Toronto: With the launch October 31 of a new initiative by the Independent Electricity System Operator, Ontario’s large electricity consumers joined the ranks of traditional generators by providing a high-value service for balancing the power grid.
Ontario’s institutional, commercial and industrial consumers are now able to help the IESO, the province’s power grid operator, to balance supply and demand on a second-by-second basis, using ENBALA Power Network’s GOFlex™ smart grid platform. The balancing service, known as regulation, has until now been provided only by generators.

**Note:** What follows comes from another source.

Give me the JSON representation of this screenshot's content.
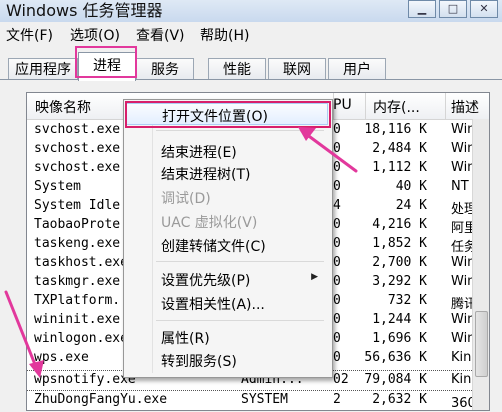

“This project represents a big step forward for Ontario’s electricity sector,” said IESO President and CEO Bruce Campbell at the launch of the new initiative at Toronto’s Sunnybrook Health Sciences Centre. “Every day in our control room, we see the efforts consumers make to reduce their energy use at peaks, which in turn strengthens reliability. Now we are taking demand response to a new level. We are looking to major power consumers to provide a highly sophisticated – and critical – component of grid reliability.”
ENBALA has been contracted to provide up to a maximum of four megawatts of aggregated regulation service. Sunnybrook Health Science Centre, McMaster University, Confederation Freezers, Atlantic Packaging, Collingwood Public Utilities and Walmart will be among the first to participate in the ENBALA’s Ontario Grid Balance® network.
“Large electricity users are such a valuable resource to our electricity power system,” said Ron Dizy, President and CEO of ENBALA. “By intelligently managing the flexibility in when and how they use power, we’re able to deliver value back to the grid in a number of ways – while generating a new revenue stream for connected users.”
Regulation service acts to match total generation on the system with total demand on a second-by-second basis. It does this by responding to small and frequent changes in electricity consumption and generator output in order to maintain a constant balance. As a result, participants in the ENBALA network will increase and decrease their power use in response to real-time system needs.